Le narrateur du roman, dont nous ne saurons pas le nom, reçoit une lettre de son ami d’enfance Adrian, quelques jours après la mort de ce dernier. Adrian évoque dans sa missive un secret qu’il ne peut confier qu’à son ami.

De cette lettre posthume, le narrateur va remonter les fils emmêlés de leur existence jusqu’à l’enfance, évoquant la figure paternelle, les blessures de l’âme qui ne cicatrisent jamais, les fantômes des femmes aimées et de leurs amours défuntes.

« Mon père et moi ne nous parlions guère et, la plupart du temps, il n’était pas en état de tenir les moindres propos cohérents. Cependant, il a révélé une facette inconnue pendant l’absence de ma mère. Il était gentil, il ne m’engueulait jamais et, parfois, il lui arrivait de laisser brûler les sempiternels œufs miroir et les tanches de bacon, tandis qu’il me contemplait d’un regard doux et résigné. J’ai souvent été tenté d’aller le serrer dans mes bras autour de son ventre, mais je ne l’ai jamais fait. »

Le personnage d’Adrian agacera plus d’un lecteur (et d’une lectrice), mais la révélation de ses secrets importe moins que l’introspection impressionniste à laquelle se livre le narrateur, auquel tout lecteur s’identifiera, tant sa voix est juste et sincère.

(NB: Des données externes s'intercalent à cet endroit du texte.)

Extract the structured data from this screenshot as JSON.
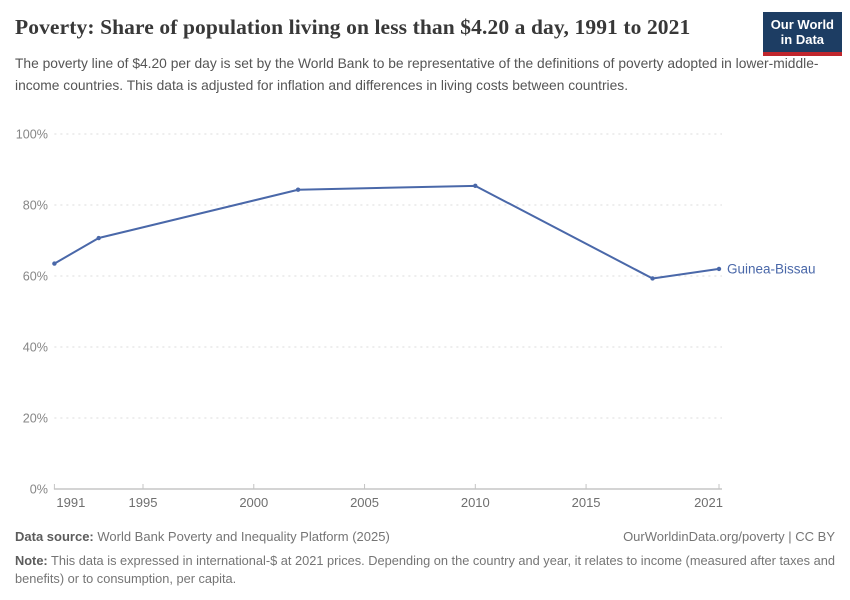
{
  "header": {
    "title": "Poverty: Share of population living on less than $4.20 a day, 1991 to 2021",
    "subtitle": "The poverty line of $4.20 per day is set by the World Bank to be representative of the definitions of poverty adopted in lower-middle-income countries. This data is adjusted for inflation and differences in living costs between countries.",
    "logo": {
      "line1": "Our World",
      "line2": "in Data"
    }
  },
  "chart_data": {
    "type": "line",
    "title": "Poverty: Share of population living on less than $4.20 a day, 1991 to 2021",
    "x": [
      1991,
      1993,
      2002,
      2010,
      2018,
      2021
    ],
    "series": [
      {
        "name": "Guinea-Bissau",
        "color": "#4a68a9",
        "values": [
          63.5,
          70.7,
          84.3,
          85.4,
          59.3,
          62.0
        ]
      }
    ],
    "x_ticks": [
      1991,
      1995,
      2000,
      2005,
      2010,
      2015,
      2021
    ],
    "y_ticks": [
      0,
      20,
      40,
      60,
      80,
      100
    ],
    "y_tick_suffix": "%",
    "xlim": [
      1991,
      2021
    ],
    "ylim": [
      0,
      100
    ],
    "xlabel": "",
    "ylabel": "",
    "grid": "horizontal-dashed",
    "legend_position": "end-of-line-label"
  },
  "colors": {
    "line": "#4a68a9",
    "gridline": "#dcdcdc",
    "axis": "#a9a9a9",
    "tick": "#c4c4c4",
    "logo_bg": "#1d3d63",
    "logo_accent": "#c0262d"
  },
  "footer": {
    "datasource_label": "Data source:",
    "datasource_text": " World Bank Poverty and Inequality Platform (2025)",
    "attribution": "OurWorldinData.org/poverty | CC BY",
    "note_label": "Note:",
    "note_text": " This data is expressed in international-$ at 2021 prices. Depending on the country and year, it relates to income (measured after taxes and benefits) or to consumption, per capita."
  }
}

En 323 pages seulement Jens Christian Grøndahl parvient à reconstituer la trame élimée de l’existence du narrateur, depuis son enfance jusqu’à ses quarante ans, ne conservant que l’essentiel dans ses chapitres courts mais d’un équilibre parfait. Chez d’autres romanciers le même récit aurait compté deux à trois fois plus de pages. Le roman y gagne en densité, sans rien sacrifier à la subtilité. Un roman beau emprunt d’une profonde tristesse, dans lequel la voix de Jens Christian Grøndahl se fait entendre sans fausse note.

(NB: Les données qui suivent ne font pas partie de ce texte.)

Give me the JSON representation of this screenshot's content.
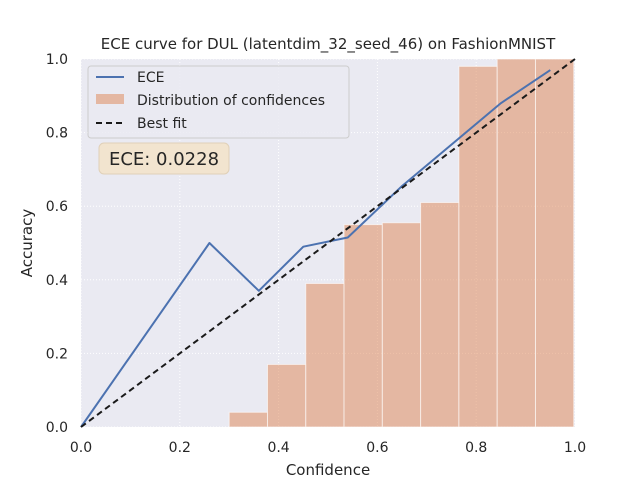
{
  "chart_data": {
    "type": "bar",
    "title": "ECE curve for DUL (latentdim_32_seed_46) on FashionMNIST",
    "xlabel": "Confidence",
    "ylabel": "Accuracy",
    "xlim": [
      0.0,
      1.0
    ],
    "ylim": [
      0.0,
      1.0
    ],
    "xticks": [
      "0.0",
      "0.2",
      "0.4",
      "0.6",
      "0.8",
      "1.0"
    ],
    "yticks": [
      "0.0",
      "0.2",
      "0.4",
      "0.6",
      "0.8",
      "1.0"
    ],
    "grid": true,
    "legend_placement": "upper-left",
    "bars": {
      "name": "Distribution of confidences",
      "color": "#dd8452",
      "bin_width": 0.0775,
      "lefts": [
        0.3,
        0.3775,
        0.455,
        0.5325,
        0.61,
        0.6875,
        0.765,
        0.8425,
        0.92
      ],
      "values": [
        0.04,
        0.17,
        0.39,
        0.55,
        0.555,
        0.61,
        0.98,
        1.0,
        1.0
      ]
    },
    "series": [
      {
        "name": "ECE",
        "color": "#4c72b0",
        "style": "solid",
        "x": [
          0.0,
          0.26,
          0.36,
          0.45,
          0.54,
          0.65,
          0.85,
          0.95
        ],
        "y": [
          0.0,
          0.5,
          0.37,
          0.49,
          0.515,
          0.655,
          0.88,
          0.97
        ]
      },
      {
        "name": "Best fit",
        "color": "#1a1a1a",
        "style": "dashed",
        "x": [
          0.0,
          1.0
        ],
        "y": [
          0.0,
          1.0
        ]
      }
    ],
    "annotation": {
      "text": "ECE: 0.0228"
    },
    "colors": {
      "plot_background": "#eaeaf2",
      "grid": "#ffffff",
      "annotation_box": "#f2e4cf"
    }
  }
}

« Inge Weiss est venue dîner et beaucoup de choses ont changé depuis. Elle est sur la terrasse pendant que j’écris ces lignes. Je la vois à travers les lamelles du store, elle prend le soleil, les yeux fermés. Je l’aime. On ne peut pas dire cela de manière plus courte, ni plus longue, du reste. Nous n’avons à notre disposition que nos mots usés. Ils se mettent parfois en travers du chemin, d’autres fois, ils ne suffisent pas, mais sans eux, il n’y aurait pas d’histoire, rien que le mutisme têtu des choses et des instants qui s’enfuient en passant fugacement. Sans les mots, nous ne sommes personne. J’en connais la tentation, mais je connais aussi l’impression de chercher désespérément son souffle, lorsque l’on est sur le point de disparaître ou de resurgir. »

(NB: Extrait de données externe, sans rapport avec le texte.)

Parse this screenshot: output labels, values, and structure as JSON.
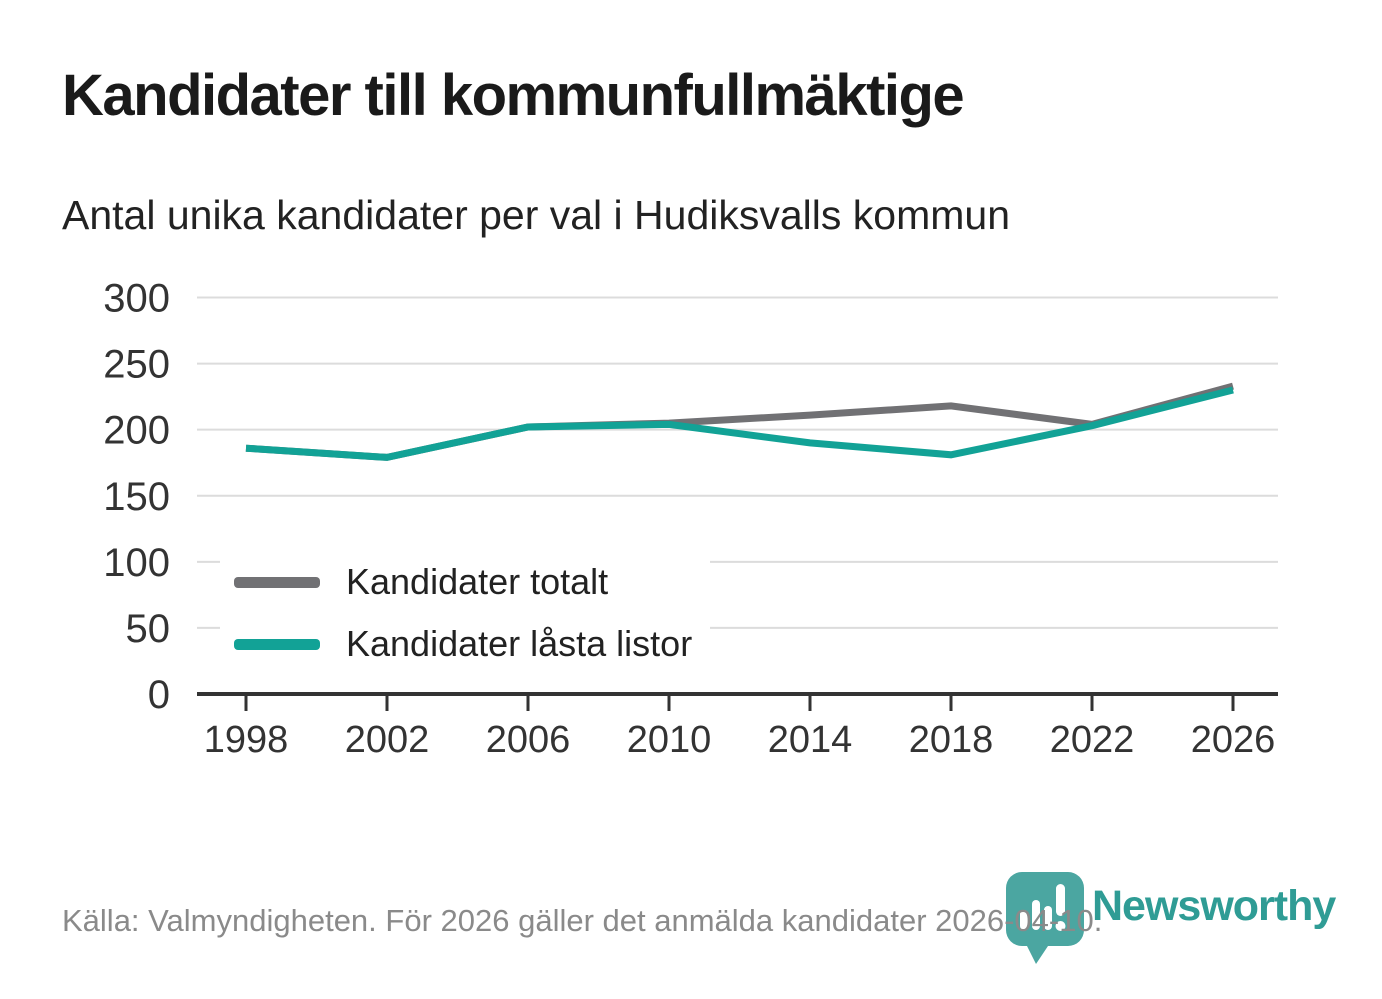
{
  "header": {
    "title": "Kandidater till kommunfullmäktige",
    "subtitle": "Antal unika kandidater per val i Hudiksvalls kommun"
  },
  "chart_data": {
    "type": "line",
    "title": "Kandidater till kommunfullmäktige",
    "subtitle": "Antal unika kandidater per val i Hudiksvalls kommun",
    "x": [
      1998,
      2002,
      2006,
      2010,
      2014,
      2018,
      2022,
      2026
    ],
    "series": [
      {
        "name": "Kandidater totalt",
        "color": "#717174",
        "values": [
          186,
          179,
          202,
          205,
          211,
          218,
          204,
          233
        ]
      },
      {
        "name": "Kandidater låsta listor",
        "color": "#12a296",
        "values": [
          186,
          179,
          202,
          204,
          190,
          181,
          203,
          230
        ]
      }
    ],
    "xlabel": "",
    "ylabel": "",
    "ylim": [
      0,
      300
    ],
    "yticks": [
      0,
      50,
      100,
      150,
      200,
      250,
      300
    ],
    "grid": "horizontal",
    "legend_position": "inside-bottom-left"
  },
  "colors": {
    "axis": "#333333",
    "gridline": "#dcdcdc",
    "tick_label": "#333333"
  },
  "footer": {
    "source": "Källa: Valmyndigheten. För 2026 gäller det anmälda kandidater 2026-04-10."
  },
  "logo": {
    "text": "Newsworthy",
    "icon": "newsworthy-bubble-chart-icon",
    "text_color": "#2f9c95",
    "bubble_color": "#4ba6a1"
  }
}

Le centre de gravité des mots se déplace, insensiblement au fil du récit, libérant les souvenirs de leur pesanteur, frappés du sceau du deuil et de la culpabilité, ainsi que ceux qui les portent, étouffés par leur poids, enfin apaisés, le cœur battant désormais à l’unisson du cœur de cet enfant à naître, promesse d’une vie nouvelle.


Bruits du cœur (Hjertlyd) de Jens Christian Grøndahl, traduit du danois par Alain Gnaedig, collection Folio, Gallimard, 2002.